The PCEF is funded by a surcharge on large retailers with annual sales of $1 billion or more in the U.S. and $500,000 or more within Portland. Grant awards are made by a nine-member committee and must be approved by the Portland City Council. The fund is administered by the Bureau of Planning and Sustainability, which provides staff to the grant-making committee. Through August, the fund had raised $109 million.
Following the PCEF committee’s recommendation, the City Council this month awarded Diversifying Energy a $11.5 million grant to purchase heat pumps and cooling units for 15,000 homes and apartments that house low-income residents and protect them from deadly heat waves like the one that struck last summer.
Eden Dabbs, a spokeswoman for the Portland Bureau of Planning and Sustainability, said the meeting was canceled because PCEF staff have been focused on documenting recent allegations against a PCEF grantee.
“We are doing due diligence now,” Dabbs said. “We take it very seriously.” Dabbs said the PCEF grant committee was eager to make the award for the cooling project because supply chain constraints are likely to delay the delivery of equipment for next summer.

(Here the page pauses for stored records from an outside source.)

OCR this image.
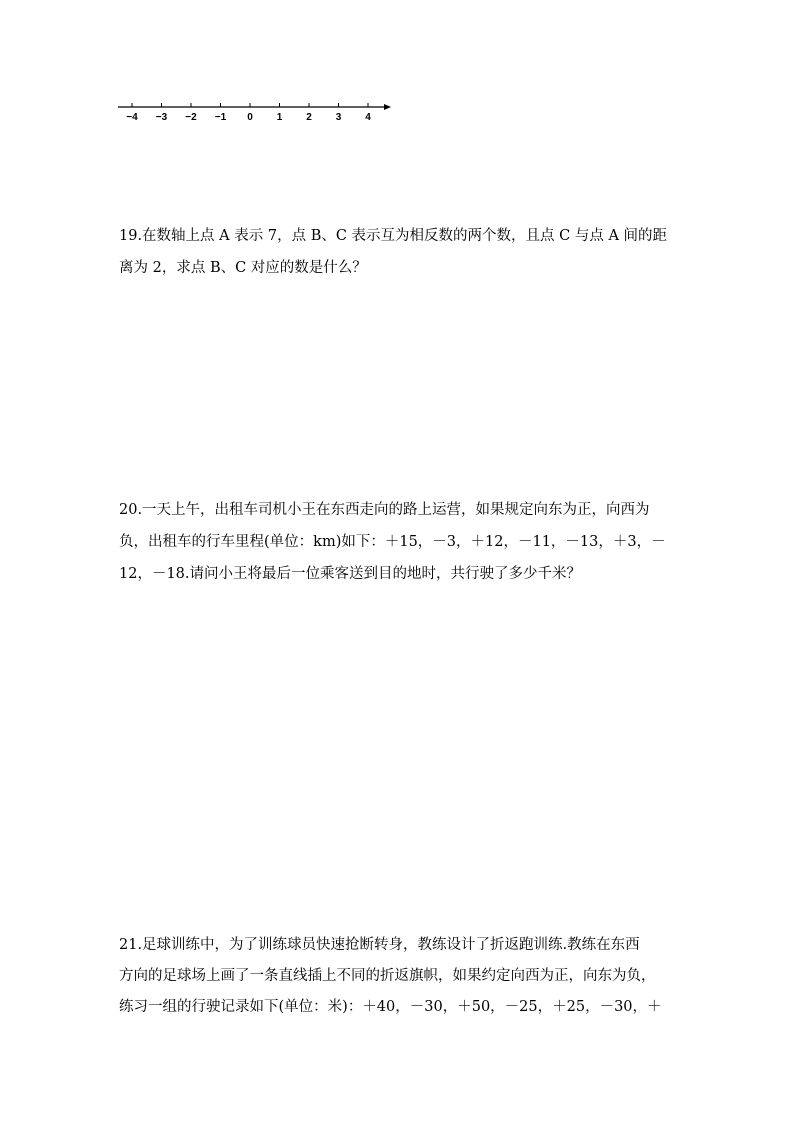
−4 −3 −2 −1 0 1 2 3 4
19.在数轴上点 A 表示 7，点 B、C 表示互为相反数的两个数，且点 C 与点 A 间的距
离为 2，求点 B、C 对应的数是什么？
20.一天上午，出租车司机小王在东西走向的路上运营，如果规定向东为正，向西为
负，出租车的行车里程(单位：km)如下：＋15，－3，＋12，－11，－13，＋3，－
12，－18.请问小王将最后一位乘客送到目的地时，共行驶了多少千米？
21.足球训练中，为了训练球员快速抢断转身，教练设计了折返跑训练.教练在东西
方向的足球场上画了一条直线插上不同的折返旗帜，如果约定向西为正，向东为负，
练习一组的行驶记录如下(单位：米)：＋40，－30，＋50，－25，＋25，－30，＋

“There was a great sense of urgency to award the contract,” she said.
Mayor Ted Wheeler’s office couldn’t be reached immediately for comment. A spokesman for Commissioner Carmen Rubio, who oversees BPS, declined to comment.
Bureau staff had concerns about Diversifying Energy’s high costs and delivery time, The Oregonian reported, and recommended giving the grant to the one other bidder, Earth Advantage, whose staff is 85% white. The grant committee chose Diversifying instead, and the City Council approved the choice unanimously, The Oregonian reported.
Portland voters approved the creation of PCEF in a November 2018 ballot measure. It is charged with investing in climate remediation projects that advance racial and social justice. The program is projected to generate $44 million to $61 million in new revenue each year to provide grants to qualified nonprofit organizations.